William James An admitted Moral Psychologist, Jamess philosophies coincide with todays fields of Humanistic Psychology, Behavioral Psychology, and Transpersonal Psychology. He, like Jung, dared to look outside the normal experiences of the mind and expand the concepts of consciousness. More particularly, William James attempted to describe the processes of the conscious rather than the definition of the conscious. He was the first to introduce our nation to psychology as a standard educational course and the founder of pragmatism which emphasizes the elimination of unnecessary thinking and finding truth only if it is practically applicable. Practicality, James defines, as those ideas that can be verified, collaborated, validated, and assimilated.
He believed consciousness to be exclusive, personal, and selective, a constant decision maker subject to a sea of information and perceptions specific to each individual.
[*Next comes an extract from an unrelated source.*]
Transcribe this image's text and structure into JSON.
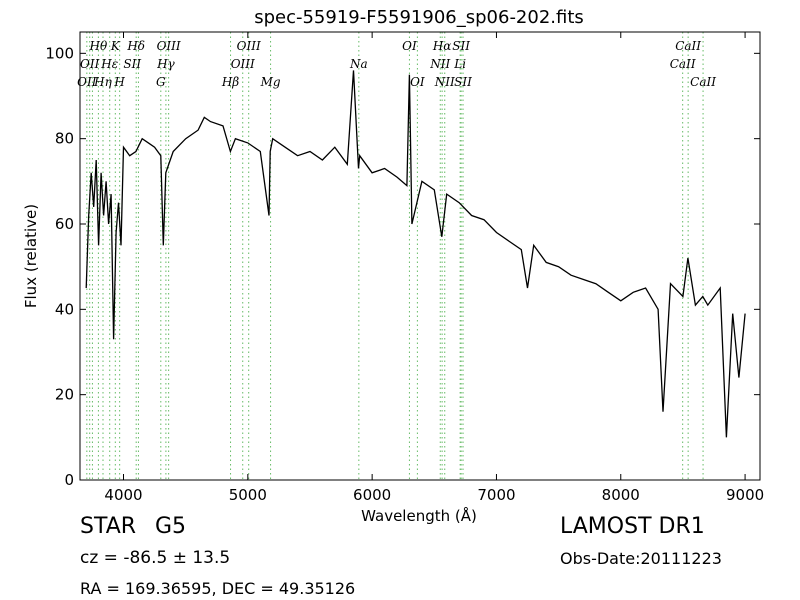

Every decision or choice is unique in that James believes that the process of thinking is linear. Each thought, according to James, proceeds and influences the next which he called the stream of consciousness. Because of the infinite number of streams it is inevitable that each choice is totally original in its creation. Within the process of selection lies the influences of the fringe, or the context that gives meaning to the content (it is vague), and the nucleus (it is definite). Additionally, James explains that without attention to a matter a decision can not be made, and that habits are seemingly automatic responses to our experiences that often dictate our decisions.
Both must incorporate will which is described by James as the process that holds one choice among the alternatives long enough to allow that choice to occur. The rationale of choice involves two levels of knowing – knowledge of acquaintance (an intuitive, sensory knowing) and knowledge about (intellectual, evaluative and factual knowing). James was particularly interested in the habits of learning. He believed strongly that successful education was dependent upon the establishment of healthy habits. Stages involved in establishing good personal habits include: 1) a need or desire 2) information 3) repetition. Of course will is essential in establishing good habits (or breaking bad habits) so the training and strengthening of will were of major concern for James.
He proposed that individuals accomplish this by practicing a useless task daily in order to train and proof themselves capable of willing themselves into any activity. Desired habits can be established with repetition. He does however recognize the occasional need to surrender the will and allow events to occur naturally. This, he believes, may induce a state of complete unification, or total oneness of self, and may require or lead to a transcendent state of mind. Self is defined by James as the place from which all our mental processes originate and through which all our experiences are perceived.
The layers of self include the Material Self (the part of us that defines and identifies ourselves via material goods and relationships), the Social Self (similar to Jungs persona, is the self we play in social encounters) and the Spiritual Self (the feeling, sensing, and subjective layer). His theory of emotions is fascinating and has lead to further research. Emotions in Jamess mind are dependent upon feedback from ones body and are a result of physical manifestations (rather than the common believe the emotions cause physical manifestations). This is the basis for his belief in nonattachment to emotional feelings and the open release of emotions as they are irrelevant in that they are only indicators of your physical state. He believed that unexpressed emotions may lead to physical and mental illness.
He also advocated that one should maintain healthy-mindedness by choosing to act positive and believe in a sense of wellness. Supporting his believe in the physical effects of our emotions and his conclusions of conscious processes are studies in: Biofeedback (a means of monitoring a biological feedback used to train the participant to control their own automatic nervous system through thought), Psychedelic Research (used to decipher the personal perception of self in an altered state), Meditation (which is proving physiologically effective), Hypnosis (being used as a tool to measure altered states and ultimately consciousness), and Multiple Personality Disorders (how the mind splits creating entirely different personalities). William James, lost among many prominent psychologists, has unfortunately remained an often unappreciated theorist. However, those that are introduced to James can not deny his significant educational and psychological contributions. Much of modern psychology owes gratitude and respect to William James.